Back to Top | Article Outline

Therapeutic considerations

The dynamic nature of VC offers significant potential for clinical intervention in patients with type 2 diabetes manifesting CV complications. It is clear that the dynamic osteoblastic pathways involving OPG, RANKL, and TRAIL represent ideal therapeutic targets for interference of the calcification process, but to date no treatment options are available for VC across the T2DM/CVD patient spectrum.
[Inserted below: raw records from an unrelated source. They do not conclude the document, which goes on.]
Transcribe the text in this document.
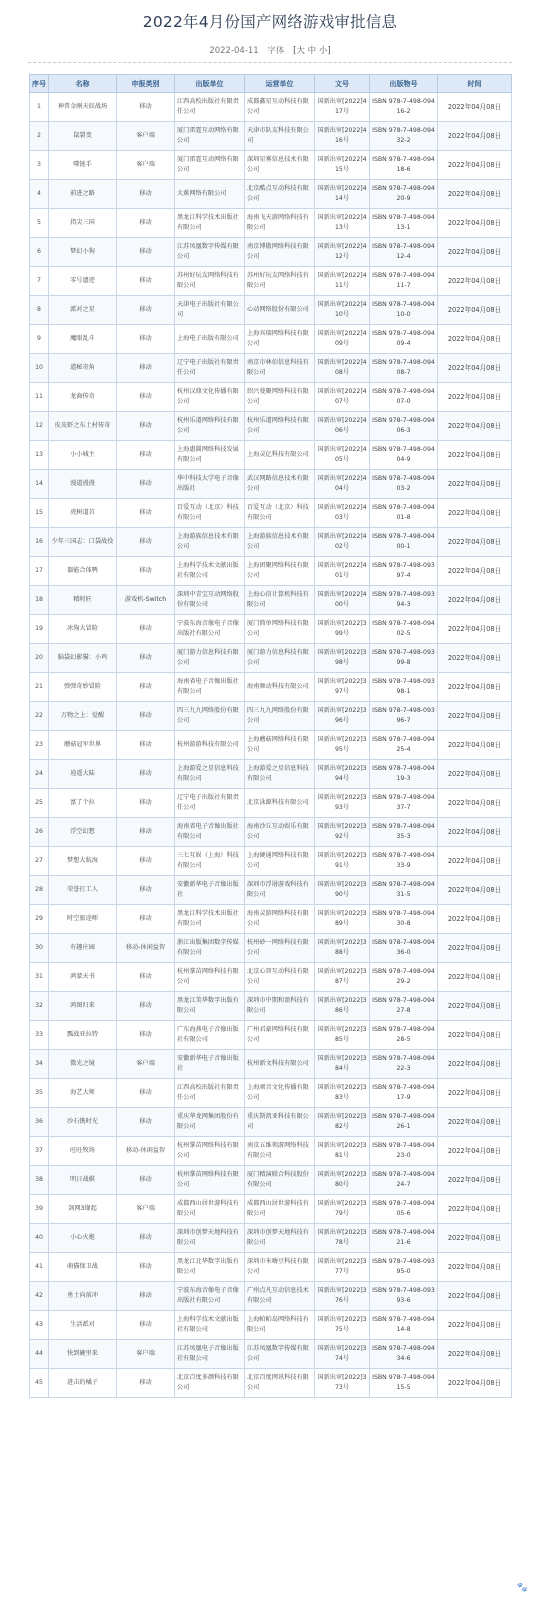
2022年4月份国产网络游戏审批信息
2022-04-11 字体 [大 中 小]
序号	名称	申报类别	出版单位	运营单位	文号	出版物号	时间
1	神兽金刚天辰战场	移动	江西高校出版社有限责任公司	成都鑫星互动科技有限公司	国新出审[2022]417号	ISBN 978-7-498-09416-2	2022年04月08日
2	鼠裂变	客户端	厦门雷霆互动网络有限公司	天津市队友科技有限公司	国新出审[2022]416号	ISBN 978-7-498-09432-2	2022年04月08日
3	噬链手	客户端	厦门雷霆互动网络有限公司	深圳星雾信息技术有限公司	国新出审[2022]415号	ISBN 978-7-498-09418-6	2022年04月08日
4	前进之路	移动	大蕉网络有限公司	北京酷点互动科技有限公司	国新出审[2022]414号	ISBN 978-7-498-09420-9	2022年04月08日
5	指尖三国	移动	黑龙江科学技术出版社有限公司	海南飞天游网络科技有限公司	国新出审[2022]413号	ISBN 978-7-498-09413-1	2022年04月08日
6	梦幻小狗	移动	江苏凤凰数字传媒有限公司	南京博傲网络科技有限公司	国新出审[2022]412号	ISBN 978-7-498-09412-4	2022年04月08日
7	零号遗迹	移动	苏州好玩友网络科技有限公司	苏州好玩友网络科技有限公司	国新出审[2022]411号	ISBN 978-7-498-09411-7	2022年04月08日
8	派对之星	移动	天津电子出版社有限公司	心动网络股份有限公司	国新出审[2022]410号	ISBN 978-7-498-09410-0	2022年04月08日
9	魔眼乱斗	移动	上海电子出版有限公司	上海宾瑞网络科技有限公司	国新出审[2022]409号	ISBN 978-7-498-09409-4	2022年04月08日
10	道秘奇角	移动	辽宁电子出版社有限责任公司	南京市林佰信息科技有限公司	国新出审[2022]408号	ISBN 978-7-498-09408-7	2022年04月08日
11	龙裔传奇	移动	杭州汉鼎文化传播有限公司	绍兴曼聚网络科技有限公司	国新出审[2022]407号	ISBN 978-7-498-09407-0	2022年04月08日
12	皮皮虾之东土村传奇	移动	杭州乐道网络科技有限公司	杭州乐道网络科技有限公司	国新出审[2022]406号	ISBN 978-7-498-09406-3	2022年04月08日
13	小小城主	移动	上海惠圆网络科技发展有限公司	上海灵亿科技有限公司	国新出审[2022]405号	ISBN 978-7-498-09404-9	2022年04月08日
14	漫道漫漫	移动	华中科技大学电子音像出版社	武汉网路信息技术有限公司	国新出审[2022]404号	ISBN 978-7-498-09403-2	2022年04月08日
15	虎树道首	移动	百爱互动（北京）科技有限公司	百爱互动（北京）科技有限公司	国新出审[2022]403号	ISBN 978-7-498-09401-8	2022年04月08日
16	少年三国志：口袋战役	移动	上海游族信息技术有限公司	上海游族信息技术有限公司	国新出审[2022]402号	ISBN 978-7-498-09400-1	2022年04月08日
17	器能合体鸭	移动	上海科学技术文献出版社有限公司	上海团聚网络科技有限公司	国新出审[2022]401号	ISBN 978-7-498-09397-4	2022年04月08日
18	精时匠	游戏机-Switch	深圳中青宝互动网络股份有限公司	上海心信计算机科技有限公司	国新出审[2022]400号	ISBN 978-7-498-09394-3	2022年04月08日
19	冰狗大冒险	移动	宁波东海音像电子音像出版社有限公司	厦门简单网络科技有限公司	国新出审[2022]399号	ISBN 978-7-498-09402-5	2022年04月08日
20	脑袋幻影猫：小鸡	移动	厦门游力信息科技有限公司	厦门游力信息科技有限公司	国新出审[2022]398号	ISBN 978-7-498-09399-8	2022年04月08日
21	弹弹奇妙冒险	移动	海南省电子音像出版社有限公司	海南舞动科技有限公司	国新出审[2022]397号	ISBN 978-7-498-09398-1	2022年04月08日
22	万物之上：觉醒	移动	四三九九网络股份有限公司	四三九九网络股份有限公司	国新出审[2022]396号	ISBN 978-7-498-09396-7	2022年04月08日
23	蘑菇冠军世界	移动	杭州游游科技有限公司	上海蘑菇网络科技有限公司	国新出审[2022]395号	ISBN 978-7-498-09425-4	2022年04月08日
24	逍遥大陆	移动	上海游爱之星信息科技有限公司	上海游爱之星信息科技有限公司	国新出审[2022]394号	ISBN 978-7-498-09419-3	2022年04月08日
25	富了个拉	移动	辽宁电子出版社有限责任公司	北京泳源科技有限公司	国新出审[2022]393号	ISBN 978-7-498-09437-7	2022年04月08日
26	浮空幻想	移动	海南省电子音像出版社有限公司	海南沙丘互动娱乐有限公司	国新出审[2022]392号	ISBN 978-7-498-09435-3	2022年04月08日
27	梦想大航海	移动	三七互娱（上海）科技有限公司	上海硬通网络科技有限公司	国新出审[2022]391号	ISBN 978-7-498-09433-9	2022年04月08日
28	荣誉打工人	移动	安徽新华电子音像出版社	深圳市浮屠游戏科技有限公司	国新出审[2022]390号	ISBN 978-7-498-09431-5	2022年04月08日
29	时空旅途师	移动	黑龙江科学技术出版社有限公司	海南灵游网络科技有限公司	国新出审[2022]389号	ISBN 978-7-498-09430-8	2022年04月08日
30	有趣庄园	移动-休闲益智	浙江出版集团数字传媒有限公司	杭州砂一网络科技有限公司	国新出审[2022]388号	ISBN 978-7-498-09436-0	2022年04月08日
31	鸿蒙天书	移动	杭州掌苗网络科技有限公司	北京心智互动科技有限公司	国新出审[2022]387号	ISBN 978-7-498-09429-2	2022年04月08日
32	鸿图归来	移动	黑龙江美华数字出版有限公司	深圳市中期和盈科技有限公司	国新出审[2022]386号	ISBN 978-7-498-09427-8	2022年04月08日
33	瓢战亚拉特	移动	广东海燕电子音像出版社有限公司	广州君豪网络科技有限公司	国新出审[2022]385号	ISBN 978-7-498-09428-5	2022年04月08日
34	微光之镜	客户端	安徽新华电子音像出版社	杭州新文科技有限公司	国新出审[2022]384号	ISBN 978-7-498-09422-3	2022年04月08日
35	海艺大师	移动	江西高校出版社有限责任公司	上海顽音文化传播有限公司	国新出审[2022]383号	ISBN 978-7-498-09417-9	2022年04月08日
36	沙石镌时光	移动	重庆华龙网集团股份有限公司	重庆斯凯亚科技有限公司	国新出审[2022]382号	ISBN 978-7-498-09426-1	2022年04月08日
37	旺旺牧场	移动-休闲益智	杭州掌苗网络科技有限公司	南京五维领游网络科技有限公司	国新出审[2022]381号	ISBN 978-7-498-09423-0	2022年04月08日
38	明日战棋	移动	杭州掌苗网络科技有限公司	厦门精演联合科技股份有限公司	国新出审[2022]380号	ISBN 978-7-498-09424-7	2022年04月08日
39	剑网3缘起	客户端	成都西山居世游科技有限公司	成都西山居世游科技有限公司	国新出审[2022]379号	ISBN 978-7-498-09405-6	2022年04月08日
40	小心火炮	移动	深圳市创梦天地科技有限公司	深圳市创梦天地科技有限公司	国新出审[2022]378号	ISBN 978-7-498-09421-6	2022年04月08日
41	萌猫保卫战	移动	黑龙江北华数字出版有限公司	深圳市米嗨豆科技有限公司	国新出审[2022]377号	ISBN 978-7-498-09395-0	2022年04月08日
42	勇士向前冲	移动	宁波东海音像电子音像出版社有限公司	广州点凡互动信息技术有限公司	国新出审[2022]376号	ISBN 978-7-498-09393-6	2022年04月08日
43	生活派对	移动	上海科学技术文献出版社有限公司	上海帕帕岛网络科技有限公司	国新出审[2022]375号	ISBN 978-7-498-09414-8	2022年04月08日
44	快到碗里来	客户端	江苏凤凰电子音像出版社有限公司	江苏凤凰数字传媒有限公司	国新出审[2022]374号	ISBN 978-7-498-09434-6	2022年04月08日
45	进击的橘子	移动	北京百度多颜科技有限公司	北京百度网讯科技有限公司	国新出审[2022]373号	ISBN 978-7-498-09415-5	2022年04月08日
🐾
Back to Top | Article Outline

Recombinant osteoprotegerin therapy

Unsurprisingly, in view of its mechanism of action, OPG administration has been suggested as one potential treatment option for VC 52. In mice, studies have shown that recombinant OPG fusion protein (Fc-OPG) can inhibit VC 18. In this study, ldlr−/− mice were fed an atherogenic diet alongside Fc-OPG administration; calcification was specifically inhibited with no effect on atherosclerotic lesion number or size.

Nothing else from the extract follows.